2.8 GAN-Based Data Augmentation

Generative modeling is additional fascinating data augmentation approach. The exercise of constructing artificial instances from a dataset with parallel features to the unique set is known as generative modeling. The GAN-based data augmentation context can be expanded to advance the excellence of auto-encoder models. The outstanding performance of GANs has sparked a renewed interest in how they may be used for data augmentation. Neural networks are having the capability to provide more training data, resulting in more accurate classification models. GANs have disadvantage of requiring a big quantity of data to train [19].

2.9 Neural Style Transfer

It is one of the most fascinating demonstrations of deep learning skills. Fundamental impression is to use CNN-generated image representations. Although it is most known for its aesthetic uses, Neural Style Transfer can also be utilized for data augmentation. The approach manipulates the subsequent images in a CNN in such a way that the style of one image can be transferred to another while the original content is preserved [20].

A quick taxonomy of the data augmentations is shown below in Fig. 1.

Fig. 1
A taxonomic hierarchy depicts the image data augmentation techniques based on basic image manipulations and deep learning. Each branch has its classifications.
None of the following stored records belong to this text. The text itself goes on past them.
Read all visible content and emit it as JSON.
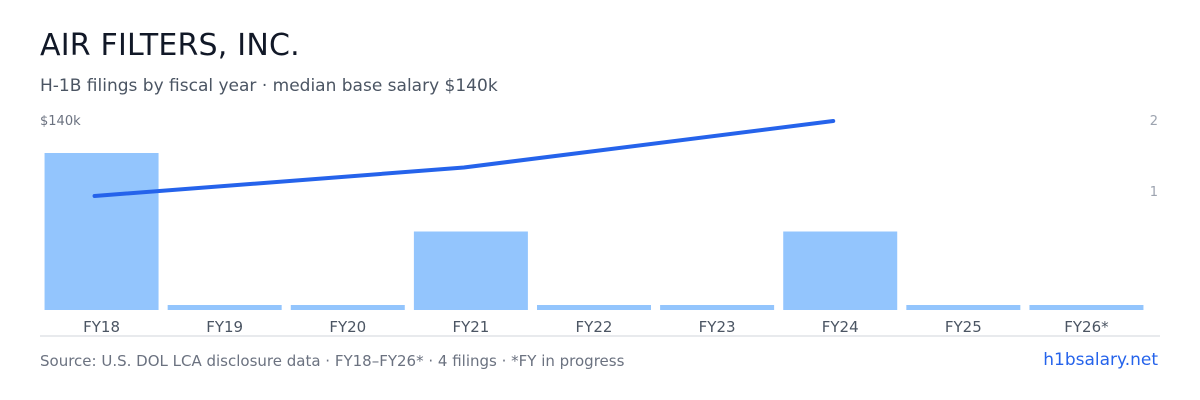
{
  "header": {
    "title": "AIR FILTERS, INC.",
    "subtitle": "H-1B filings by fiscal year · median base salary $140k"
  },
  "footer": {
    "source": "Source: U.S. DOL LCA disclosure data · FY18–FY26* · 4 filings · *FY in progress",
    "brand": "h1bsalary.net"
  },
  "colors": {
    "bar": "#93c5fd",
    "line": "#2563eb",
    "axis": "#d1d5db"
  },
  "chart_data": {
    "type": "bar",
    "categories": [
      "FY18",
      "FY19",
      "FY20",
      "FY21",
      "FY22",
      "FY23",
      "FY24",
      "FY25",
      "FY26*"
    ],
    "series": [
      {
        "values": [
          1,
          0,
          0,
          0.5,
          0,
          0,
          0.5,
          0,
          0
        ]
      }
    ],
    "line_series": {
      "points": [
        {
          "category": "FY18",
          "value": 1.0
        },
        {
          "category": "FY21",
          "value": 1.38
        },
        {
          "category": "FY24",
          "value": 2.0
        }
      ]
    },
    "left_axis_label": "$140k",
    "right_ticks": [
      "2",
      "1"
    ],
    "ylim": [
      0,
      2
    ]
  }
}
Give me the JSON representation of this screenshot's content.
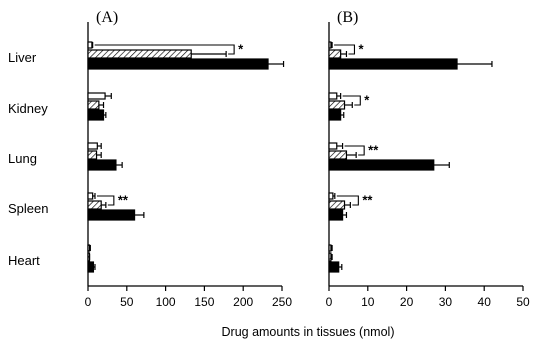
{
  "figure": {
    "xlabel": "Drug amounts in tissues (nmol)"
  },
  "chart_data": [
    {
      "type": "bar",
      "orientation": "horizontal",
      "panel_label": "(A)",
      "categories": [
        "Liver",
        "Kidney",
        "Lung",
        "Spleen",
        "Heart"
      ],
      "xlim": [
        0,
        250
      ],
      "xticks": [
        "0",
        "50",
        "100",
        "150",
        "200",
        "250"
      ],
      "series": [
        {
          "style": "open",
          "values": [
            5,
            22,
            12,
            6,
            2
          ],
          "errors": [
            1,
            8,
            5,
            3,
            1
          ]
        },
        {
          "style": "hatched",
          "values": [
            133,
            14,
            11,
            17,
            1
          ],
          "errors": [
            45,
            6,
            6,
            6,
            1
          ]
        },
        {
          "style": "solid",
          "values": [
            232,
            20,
            36,
            60,
            7
          ],
          "errors": [
            20,
            3,
            8,
            12,
            2
          ]
        }
      ],
      "significance": [
        {
          "category": "Liver",
          "label": "*"
        },
        {
          "category": "Spleen",
          "label": "**"
        }
      ]
    },
    {
      "type": "bar",
      "orientation": "horizontal",
      "panel_label": "(B)",
      "categories": [
        "Liver",
        "Kidney",
        "Lung",
        "Spleen",
        "Heart"
      ],
      "xlim": [
        0,
        50
      ],
      "xticks": [
        "0",
        "10",
        "20",
        "30",
        "40",
        "50"
      ],
      "series": [
        {
          "style": "open",
          "values": [
            0.5,
            2,
            2,
            1,
            0.5
          ],
          "errors": [
            0.3,
            1,
            1.5,
            0.5,
            0.3
          ]
        },
        {
          "style": "hatched",
          "values": [
            3,
            4,
            4.5,
            4,
            0.5
          ],
          "errors": [
            1.5,
            2,
            2.5,
            1.5,
            0.3
          ]
        },
        {
          "style": "solid",
          "values": [
            33,
            3,
            27,
            3.5,
            2.5
          ],
          "errors": [
            9,
            0.8,
            4,
            1,
            0.8
          ]
        }
      ],
      "significance": [
        {
          "category": "Liver",
          "label": "*"
        },
        {
          "category": "Kidney",
          "label": "*"
        },
        {
          "category": "Lung",
          "label": "**"
        },
        {
          "category": "Spleen",
          "label": "**"
        }
      ]
    }
  ]
}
Taxonomy of the data augmentations

3 Conclusion

This study classifies data augmentation hypotheses for the occurrence of overfitting in DL models due to a shortage of data. To avoid overfitting, DL models trust on large amounts of data. The benefits of large data in the restricted data realm can be achieved by precisely expanding datasets by means of the approaches mentioned in this survey. Data augmentation is a powerful tool for improving dataset quality. Deep neural networks’ layered architecture opens up a lot of possibilities for data augmentation. The input layer is where the majority of the augmentations surveyed function. Some, however, are generated from hidden layer representations. The label space and the space of intermediate representations are two not yet explored areas of data augmentation with promising outcomes. Although many of these approaches and principles can be applied to other data domains, this study concentrates on applications for medical picture data. Data augmentation has a bright future ahead of it. The potential for using search algorithms that combine data warping and oversampling methods is immense. Deep neural networks’ layered architecture opens up a lot of possibilities for data augmentation. Main objective of this study is to prepare live dataset representing CT scan images along with standard dataset and data augmentation methods.